"And all to be ours. All to be British!"
They passed the forests safely enough, and now got fairly into the mountain-land. Here were glens, as bonnie and bosky as any in Scotland. They entered one particularly beautiful dell.
They had paused to admire and wonder, when the distant sound of war-drums or tom-toms fell upon their ears, and presently a huge band of savage warriors appeared, as if by magic, on the opposite brae. So suddenly did they spring up, that the brave lines of the poet came back with a rush to Creggan's mind. Yonder, of course, were no waving tartans or plumes. Yet that dark army rose from the bush in the same startling way. It is in Roderick Dhu's interview with the Saxon Fitz-James on the Highland hills. Roderick cries:
"'Have, then, thy wish!' He whistled shrill
And he was answered from the hill;
Wild as the scream of the curlew,
From crag to crag the signal flew.
Instant, through copse and heath, arose
Bonnets and spears and bended bows;
On right, on left, above, below,
Sprang up at once the lurking foe;
From shingles gray their lances start,
The bracken bush sends forth the dart;
The rushes and the willow-wand
Are bristling into axe and brand,
And every tuft of broom gives life
To plaided warrior armed for strife.
That whistle garrisoned the glen
At once with full five hundred men,
As if the yawning hill, to heaven
A subterranean host had given."
"Why," said Colonel Fraser, pointing to the hillside, "just look yonder, Flint. We don't want to fight these poor hill-men. They are doubtless the same from whom the emissaries came."
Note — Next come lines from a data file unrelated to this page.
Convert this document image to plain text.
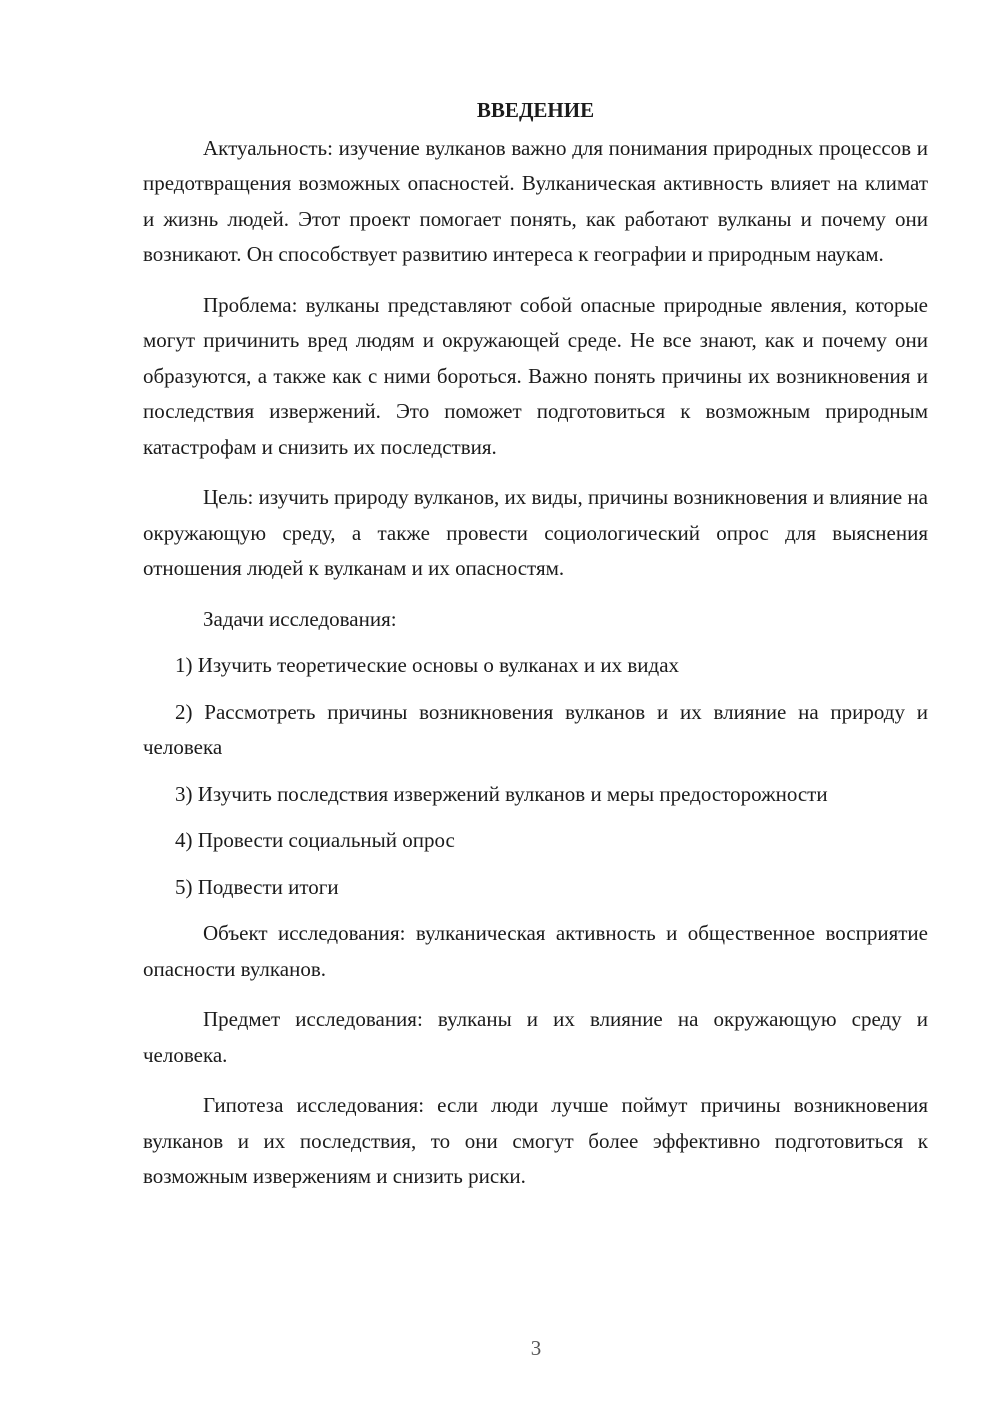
ВВЕДЕНИЕ

Актуальность: изучение вулканов важно для понимания природных процессов и предотвращения возможных опасностей. Вулканическая активность влияет на климат и жизнь людей. Этот проект помогает понять, как работают вулканы и почему они возникают. Он способствует развитию интереса к географии и природным наукам.

Проблема: вулканы представляют собой опасные природные явления, которые могут причинить вред людям и окружающей среде. Не все знают, как и почему они образуются, а также как с ними бороться. Важно понять причины их возникновения и последствия извержений. Это поможет подготовиться к возможным природным катастрофам и снизить их последствия.

Цель: изучить природу вулканов, их виды, причины возникновения и влияние на окружающую среду, а также провести социологический опрос для выяснения отношения людей к вулканам и их опасностям.

Задачи исследования:

1) Изучить теоретические основы о вулканах и их видах

2) Рассмотреть причины возникновения вулканов и их влияние на природу и человека

3) Изучить последствия извержений вулканов и меры предосторожности

4) Провести социальный опрос

5) Подвести итоги

Объект исследования: вулканическая активность и общественное восприятие опасности вулканов.

Предмет исследования: вулканы и их влияние на окружающую среду и человека.

Гипотеза исследования: если люди лучше поймут причины возникновения вулканов и их последствия, то они смогут более эффективно подготовиться к возможным извержениям и снизить риски.

3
"Well, anyhow," said Flint, "they look as vicious as vipers. Let us send our interpreter over at once. He will explain things."
"Good!"
So this was done.
But it was evident that the hill-men were not open to reason, for the poor fellow was immediately seized and bound.
"Now," cried the colonel, "we must and shall advance. If there were twice five hundred we should not submit to that indignity."